Schäbitz Wolf-Rüdiger, Steigleder Tobias, Cooper-Kuhn Christiana M, Schwab Stefan, Sommer Clemens, Schneider Armin, Kuhn H Georg
Department of Neurology, University of Münster, Germany.
Stroke. 2007 Jul;38(7):2165-72. doi: 10.1161/STROKEAHA.106.477331. Epub 2007 May 17.
The discovery of spontaneous neuronal replacement in the adult brain has shifted experimental stroke therapies toward a combined approach of preventing neuronal cell death and inducing neuronal plasticity. Brain-derived neurotrophic factor (BDNF) was shown to induce antiapoptotic mechanisms after stroke and to reduce infarct size and secondary neuronal cell death. Moreover, in intact animals, BDNF is a potent stimulator of adult neurogenesis.

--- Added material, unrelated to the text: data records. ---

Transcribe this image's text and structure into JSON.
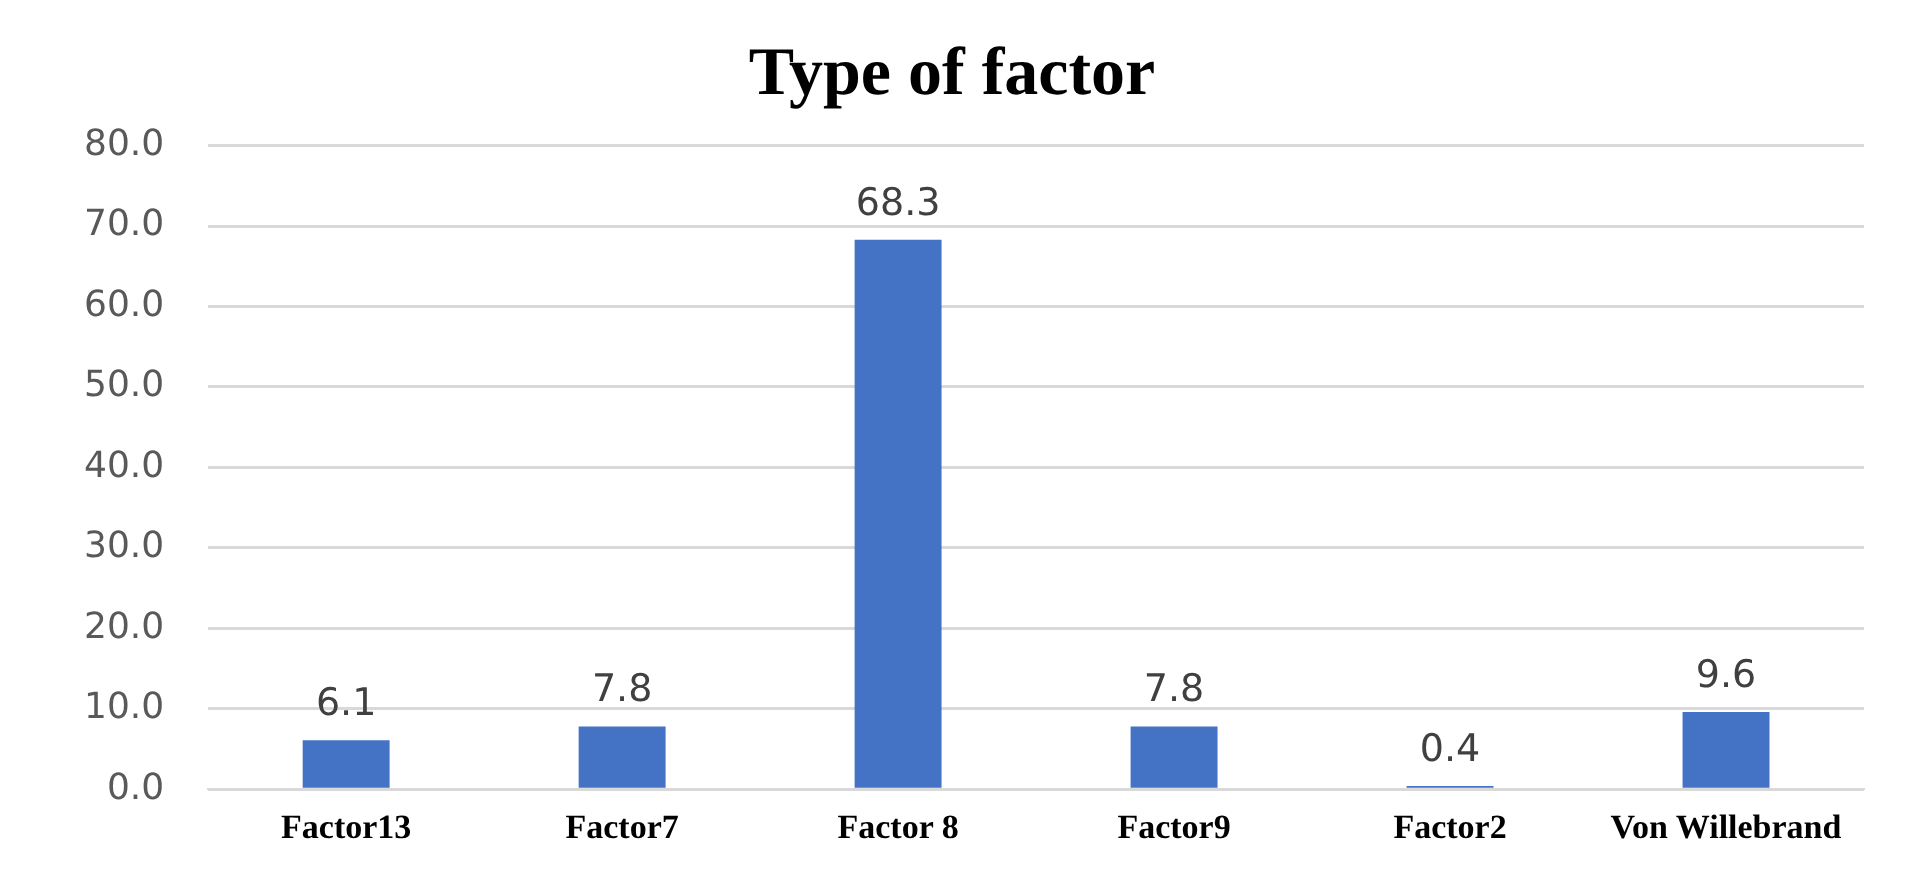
{
  "chart_data": {
    "type": "bar",
    "title": "Type of factor",
    "categories": [
      "Factor13",
      "Factor7",
      "Factor 8",
      "Factor9",
      "Factor2",
      "Von Willebrand"
    ],
    "values": [
      6.1,
      7.8,
      68.3,
      7.8,
      0.4,
      9.6
    ],
    "color": "#4472c4",
    "ylim": [
      0,
      80
    ],
    "yticks": [
      {
        "value": 0,
        "label": "0.0"
      },
      {
        "value": 10,
        "label": "10.0"
      },
      {
        "value": 20,
        "label": "20.0"
      },
      {
        "value": 30,
        "label": "30.0"
      },
      {
        "value": 40,
        "label": "40.0"
      },
      {
        "value": 50,
        "label": "50.0"
      },
      {
        "value": 60,
        "label": "60.0"
      },
      {
        "value": 70,
        "label": "70.0"
      },
      {
        "value": 80,
        "label": "80.0"
      }
    ],
    "grid": "y",
    "data_labels": true
  }
}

The current study analyzed the effects of BDNF on induction of neuronal progenitor cell migration and sensorimotor recovery after cortical photothrombotic stroke.

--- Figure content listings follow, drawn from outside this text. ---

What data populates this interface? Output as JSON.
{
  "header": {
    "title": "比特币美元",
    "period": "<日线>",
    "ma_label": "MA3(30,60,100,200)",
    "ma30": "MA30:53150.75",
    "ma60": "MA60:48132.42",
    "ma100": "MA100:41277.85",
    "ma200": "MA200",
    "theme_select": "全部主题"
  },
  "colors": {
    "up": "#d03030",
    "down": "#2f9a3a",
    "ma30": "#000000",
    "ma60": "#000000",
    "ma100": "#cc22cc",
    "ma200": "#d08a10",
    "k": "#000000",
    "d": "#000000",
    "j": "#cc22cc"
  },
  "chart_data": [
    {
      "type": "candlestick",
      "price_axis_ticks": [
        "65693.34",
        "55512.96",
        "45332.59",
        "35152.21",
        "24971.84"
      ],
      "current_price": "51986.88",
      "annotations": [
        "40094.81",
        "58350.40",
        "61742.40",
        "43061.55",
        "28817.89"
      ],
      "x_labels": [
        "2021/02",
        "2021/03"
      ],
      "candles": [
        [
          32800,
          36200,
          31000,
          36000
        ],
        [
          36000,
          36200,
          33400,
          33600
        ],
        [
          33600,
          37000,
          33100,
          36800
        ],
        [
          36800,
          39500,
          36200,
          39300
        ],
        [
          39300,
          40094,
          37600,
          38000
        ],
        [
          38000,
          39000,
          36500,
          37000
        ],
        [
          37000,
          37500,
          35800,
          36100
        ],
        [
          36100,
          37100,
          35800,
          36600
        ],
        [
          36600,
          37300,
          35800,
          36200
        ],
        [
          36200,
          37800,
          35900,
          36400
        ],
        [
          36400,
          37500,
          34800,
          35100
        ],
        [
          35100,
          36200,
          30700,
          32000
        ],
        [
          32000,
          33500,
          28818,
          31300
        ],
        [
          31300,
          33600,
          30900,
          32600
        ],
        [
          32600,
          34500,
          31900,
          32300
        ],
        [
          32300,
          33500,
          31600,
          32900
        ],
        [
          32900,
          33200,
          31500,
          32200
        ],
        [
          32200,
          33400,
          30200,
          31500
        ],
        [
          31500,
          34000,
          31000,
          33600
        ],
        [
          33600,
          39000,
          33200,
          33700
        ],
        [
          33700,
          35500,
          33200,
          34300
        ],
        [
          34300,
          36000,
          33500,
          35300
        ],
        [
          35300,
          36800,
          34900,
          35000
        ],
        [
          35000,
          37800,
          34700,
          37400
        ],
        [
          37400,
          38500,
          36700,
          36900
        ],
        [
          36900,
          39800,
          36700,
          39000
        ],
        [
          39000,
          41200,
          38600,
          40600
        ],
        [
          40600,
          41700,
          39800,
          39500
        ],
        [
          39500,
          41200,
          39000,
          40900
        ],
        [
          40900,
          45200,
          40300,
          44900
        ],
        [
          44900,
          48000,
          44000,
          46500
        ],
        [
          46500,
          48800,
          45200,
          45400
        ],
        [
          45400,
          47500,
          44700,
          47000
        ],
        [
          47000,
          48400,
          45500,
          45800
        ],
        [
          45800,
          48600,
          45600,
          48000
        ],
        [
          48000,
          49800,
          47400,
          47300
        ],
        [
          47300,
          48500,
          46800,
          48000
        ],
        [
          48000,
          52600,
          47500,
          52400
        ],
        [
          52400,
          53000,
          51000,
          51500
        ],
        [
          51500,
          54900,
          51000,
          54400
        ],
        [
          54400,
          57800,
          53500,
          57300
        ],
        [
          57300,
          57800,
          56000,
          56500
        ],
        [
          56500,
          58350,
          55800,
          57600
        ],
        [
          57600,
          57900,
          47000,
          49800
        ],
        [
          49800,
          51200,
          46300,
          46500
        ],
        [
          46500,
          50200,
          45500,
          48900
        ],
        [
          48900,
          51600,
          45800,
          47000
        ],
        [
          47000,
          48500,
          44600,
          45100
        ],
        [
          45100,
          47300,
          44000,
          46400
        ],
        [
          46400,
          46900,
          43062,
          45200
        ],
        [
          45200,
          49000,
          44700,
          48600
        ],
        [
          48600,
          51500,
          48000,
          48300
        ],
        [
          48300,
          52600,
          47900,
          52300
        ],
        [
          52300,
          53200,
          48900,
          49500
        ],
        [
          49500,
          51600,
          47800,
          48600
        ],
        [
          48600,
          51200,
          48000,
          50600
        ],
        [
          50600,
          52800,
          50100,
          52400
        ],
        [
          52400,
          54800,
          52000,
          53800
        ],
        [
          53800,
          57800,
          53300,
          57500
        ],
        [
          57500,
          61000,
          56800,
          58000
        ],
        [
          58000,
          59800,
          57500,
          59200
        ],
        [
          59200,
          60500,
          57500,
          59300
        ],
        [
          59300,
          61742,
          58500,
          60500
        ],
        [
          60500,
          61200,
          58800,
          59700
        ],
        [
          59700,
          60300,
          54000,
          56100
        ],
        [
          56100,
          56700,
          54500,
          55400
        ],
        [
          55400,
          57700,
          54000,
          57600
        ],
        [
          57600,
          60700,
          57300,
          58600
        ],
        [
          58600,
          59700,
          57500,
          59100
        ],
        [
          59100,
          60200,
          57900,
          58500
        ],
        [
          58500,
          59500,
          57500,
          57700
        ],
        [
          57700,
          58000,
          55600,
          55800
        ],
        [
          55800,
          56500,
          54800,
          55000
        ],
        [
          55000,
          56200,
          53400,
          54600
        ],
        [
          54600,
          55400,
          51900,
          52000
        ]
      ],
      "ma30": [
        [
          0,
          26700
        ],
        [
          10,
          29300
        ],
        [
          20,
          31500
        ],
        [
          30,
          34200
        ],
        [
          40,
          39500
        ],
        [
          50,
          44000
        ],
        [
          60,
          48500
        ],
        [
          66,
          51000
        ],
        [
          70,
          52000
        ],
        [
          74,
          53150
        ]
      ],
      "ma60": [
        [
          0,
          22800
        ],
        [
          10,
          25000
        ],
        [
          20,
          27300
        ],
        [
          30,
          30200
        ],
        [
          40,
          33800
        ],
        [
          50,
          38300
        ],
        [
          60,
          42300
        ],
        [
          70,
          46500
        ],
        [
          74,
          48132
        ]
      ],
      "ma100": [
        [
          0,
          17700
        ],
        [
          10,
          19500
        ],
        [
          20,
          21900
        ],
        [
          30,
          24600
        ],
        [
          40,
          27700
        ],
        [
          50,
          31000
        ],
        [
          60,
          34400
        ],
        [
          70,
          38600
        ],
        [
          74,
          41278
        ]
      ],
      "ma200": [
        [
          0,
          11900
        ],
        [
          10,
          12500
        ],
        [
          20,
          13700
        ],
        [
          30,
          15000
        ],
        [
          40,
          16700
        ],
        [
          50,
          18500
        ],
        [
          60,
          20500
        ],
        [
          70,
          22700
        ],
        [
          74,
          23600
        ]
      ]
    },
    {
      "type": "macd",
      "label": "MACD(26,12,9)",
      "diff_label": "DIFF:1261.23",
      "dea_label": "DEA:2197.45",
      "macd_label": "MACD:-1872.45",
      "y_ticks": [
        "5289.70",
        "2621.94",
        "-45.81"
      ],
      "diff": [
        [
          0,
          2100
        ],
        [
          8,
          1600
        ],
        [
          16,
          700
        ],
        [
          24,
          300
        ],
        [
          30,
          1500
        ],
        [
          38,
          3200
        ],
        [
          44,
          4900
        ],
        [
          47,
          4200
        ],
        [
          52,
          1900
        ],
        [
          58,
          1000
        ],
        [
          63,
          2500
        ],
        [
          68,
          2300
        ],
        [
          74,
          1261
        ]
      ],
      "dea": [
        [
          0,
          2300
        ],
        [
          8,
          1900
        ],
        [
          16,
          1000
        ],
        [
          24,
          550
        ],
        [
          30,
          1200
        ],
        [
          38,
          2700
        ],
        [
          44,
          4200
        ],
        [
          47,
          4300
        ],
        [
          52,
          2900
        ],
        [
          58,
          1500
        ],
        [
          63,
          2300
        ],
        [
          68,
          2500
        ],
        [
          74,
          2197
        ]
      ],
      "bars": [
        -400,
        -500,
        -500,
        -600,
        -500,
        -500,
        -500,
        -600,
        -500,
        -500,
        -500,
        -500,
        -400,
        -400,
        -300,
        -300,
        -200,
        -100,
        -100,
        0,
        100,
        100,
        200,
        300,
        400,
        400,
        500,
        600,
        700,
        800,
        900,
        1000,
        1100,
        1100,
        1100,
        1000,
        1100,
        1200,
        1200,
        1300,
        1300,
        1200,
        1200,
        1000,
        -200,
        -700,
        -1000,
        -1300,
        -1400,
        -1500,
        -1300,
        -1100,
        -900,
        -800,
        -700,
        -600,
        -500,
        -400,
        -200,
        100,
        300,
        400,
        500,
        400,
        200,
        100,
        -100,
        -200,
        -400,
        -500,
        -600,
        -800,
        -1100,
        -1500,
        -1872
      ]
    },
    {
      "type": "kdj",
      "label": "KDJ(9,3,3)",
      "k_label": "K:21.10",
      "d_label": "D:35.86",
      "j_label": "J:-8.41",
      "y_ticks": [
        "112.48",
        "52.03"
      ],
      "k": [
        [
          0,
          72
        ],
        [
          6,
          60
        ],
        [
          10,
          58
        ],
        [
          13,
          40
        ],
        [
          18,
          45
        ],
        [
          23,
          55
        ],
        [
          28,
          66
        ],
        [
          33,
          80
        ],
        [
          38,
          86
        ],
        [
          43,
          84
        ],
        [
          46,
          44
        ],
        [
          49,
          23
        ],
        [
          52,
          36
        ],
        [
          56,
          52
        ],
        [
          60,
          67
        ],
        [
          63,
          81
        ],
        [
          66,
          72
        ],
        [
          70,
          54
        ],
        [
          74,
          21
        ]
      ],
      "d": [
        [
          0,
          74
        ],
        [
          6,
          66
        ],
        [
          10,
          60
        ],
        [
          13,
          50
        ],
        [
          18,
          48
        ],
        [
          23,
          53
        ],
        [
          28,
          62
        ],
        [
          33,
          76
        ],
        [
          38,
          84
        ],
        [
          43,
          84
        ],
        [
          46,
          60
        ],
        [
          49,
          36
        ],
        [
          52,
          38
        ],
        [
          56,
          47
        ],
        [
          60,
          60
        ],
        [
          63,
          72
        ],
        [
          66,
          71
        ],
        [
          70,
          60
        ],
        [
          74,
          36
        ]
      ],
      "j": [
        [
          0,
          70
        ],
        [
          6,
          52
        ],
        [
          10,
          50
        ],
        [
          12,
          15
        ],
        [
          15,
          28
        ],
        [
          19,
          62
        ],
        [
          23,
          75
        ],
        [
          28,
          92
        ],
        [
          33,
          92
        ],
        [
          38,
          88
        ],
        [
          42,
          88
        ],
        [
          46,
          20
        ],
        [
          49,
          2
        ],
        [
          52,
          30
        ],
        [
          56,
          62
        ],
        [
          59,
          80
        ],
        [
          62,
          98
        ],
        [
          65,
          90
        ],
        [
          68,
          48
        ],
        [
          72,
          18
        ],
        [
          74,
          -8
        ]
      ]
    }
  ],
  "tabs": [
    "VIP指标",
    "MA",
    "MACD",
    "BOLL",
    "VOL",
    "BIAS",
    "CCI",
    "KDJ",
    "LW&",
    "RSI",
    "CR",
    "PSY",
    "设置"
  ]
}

Daily intravenous bolus applications of BDNF during the first 5 days after stroke resulted in significantly improved sensorimotor scores up to 6 weeks. At the structural level, BDNF significantly increased neurogenesis in the dentate gyrus and enhanced migration of subventricular zone progenitor cells to the nearby striatum of the ischemic hemisphere. BDNF treatment could not, however, further stimulate progenitor cell recruitment to the cortex.
These findings consolidate the role of BDNF as a modulator of neurogenesis in the brain and as an enhancer of long-term functional neurological outcome after cerebral ischemia.

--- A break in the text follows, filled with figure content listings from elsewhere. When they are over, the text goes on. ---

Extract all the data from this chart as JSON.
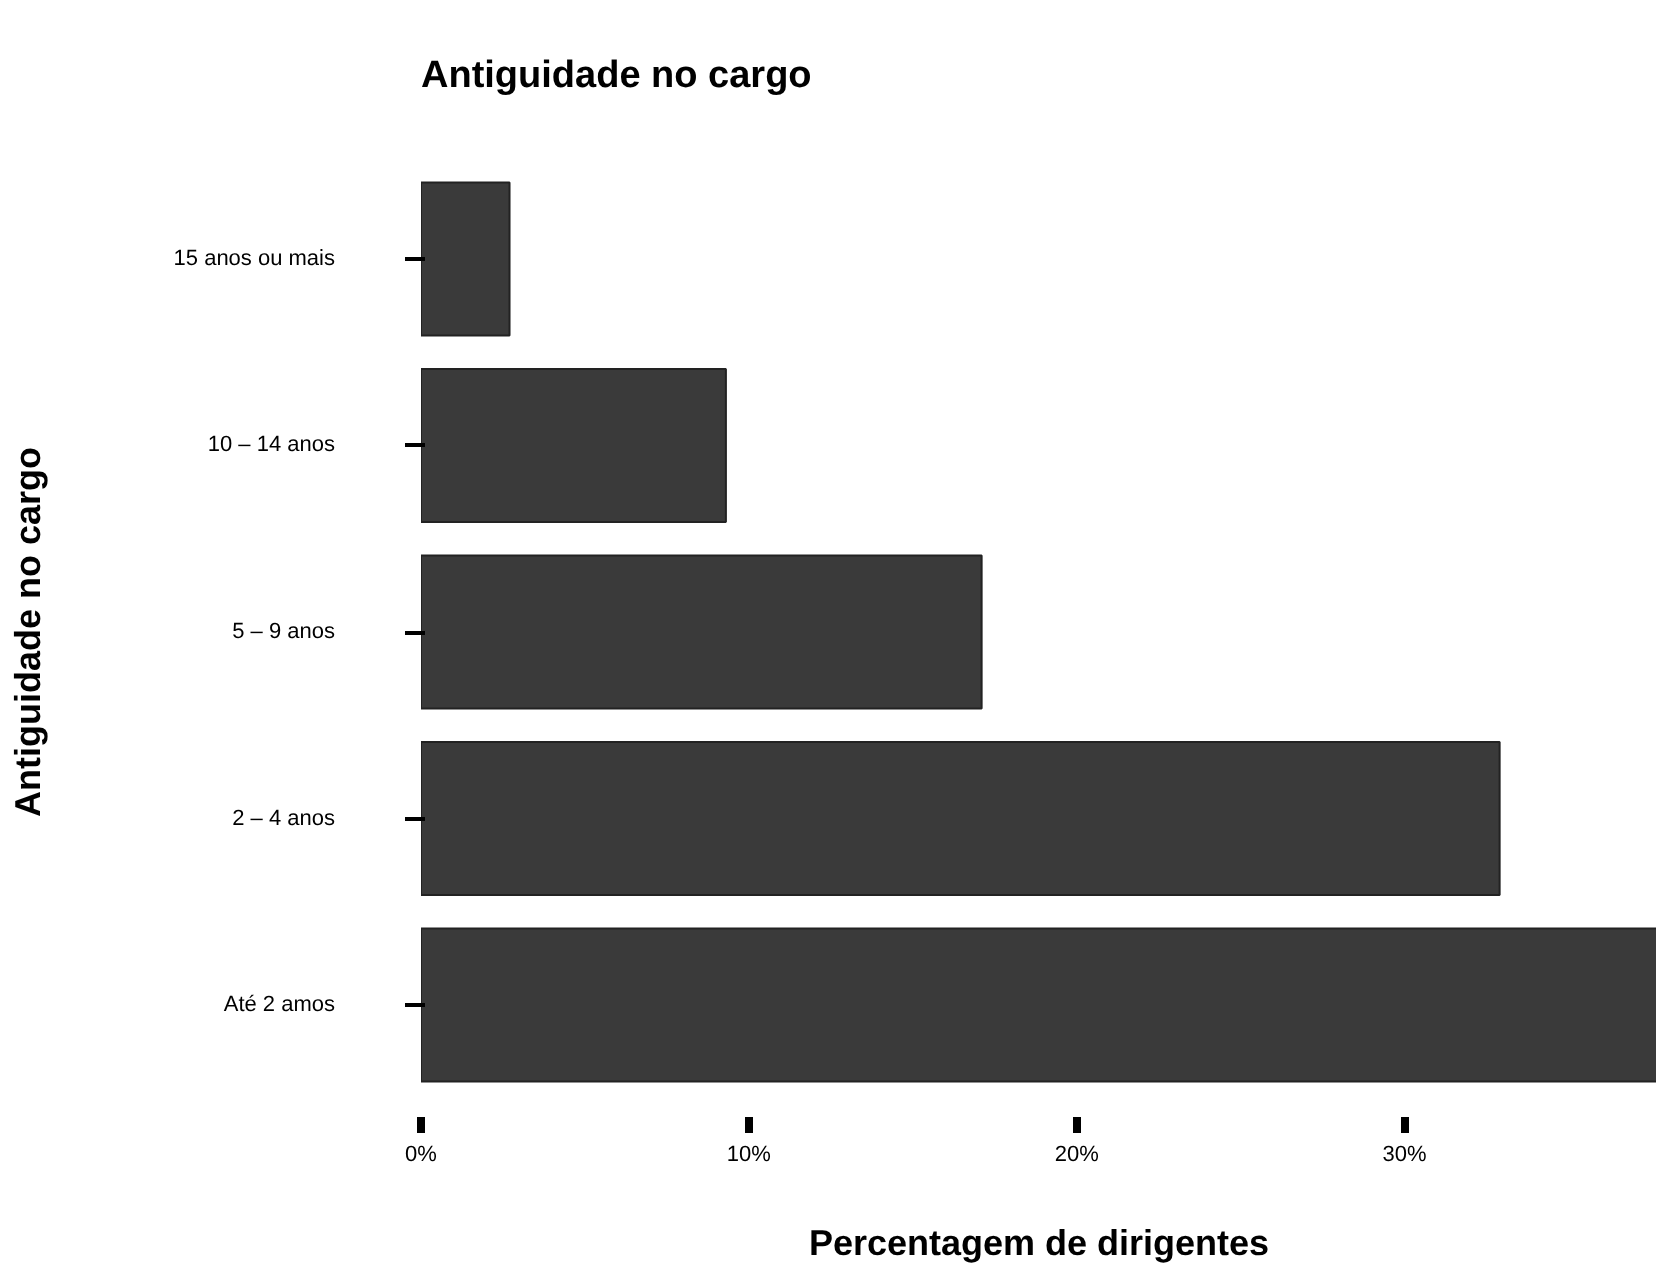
{
  "chart_data": {
    "type": "bar",
    "orientation": "horizontal",
    "title": "Antiguidade no cargo",
    "xlabel": "Percentagem de dirigentes",
    "ylabel": "Antiguidade no cargo",
    "categories": [
      "15 anos ou mais",
      "10 – 14 anos",
      "5 – 9 anos",
      "2 – 4 anos",
      "Até 2 amos"
    ],
    "values": [
      2.7,
      9.3,
      17.1,
      32.9,
      37.7
    ],
    "color": "#3a3a3a",
    "xlim": [
      0,
      37.7
    ],
    "xticks": [
      {
        "value": 0,
        "label": "0%"
      },
      {
        "value": 10,
        "label": "10%"
      },
      {
        "value": 20,
        "label": "20%"
      },
      {
        "value": 30,
        "label": "30%"
      }
    ],
    "grid": false
  }
}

成体大脑中自发神经元替代现象的发现,使实验性中风治疗转向预防神经元细胞死亡和诱导神经元可塑性的联合方法。脑源性神经营养因子(BDNF)已被证明在中风后可诱导抗凋亡机制,并减小梗死灶大小和继发性神经元细胞死亡。此外,在完整动物中,BDNF是成年神经发生的有力刺激因子。
本研究分析了BDNF对皮质光血栓形成性中风后神经元祖细胞迁移诱导及感觉运动恢复的影响。
中风后前5天每日静脉推注BDNF,可使感觉运动评分在长达6周的时间内显著改善。在结构水平上,BDNF显著增加齿状回中的神经发生,并增强脑室下区祖细胞向缺血半球附近纹状体的迁移。然而,BDNF治疗不能进一步刺激祖细胞向皮质募集。
这些发现巩固了BDNF作为大脑神经发生调节因子以及脑缺血后长期功能性神经学结果增强剂的作用。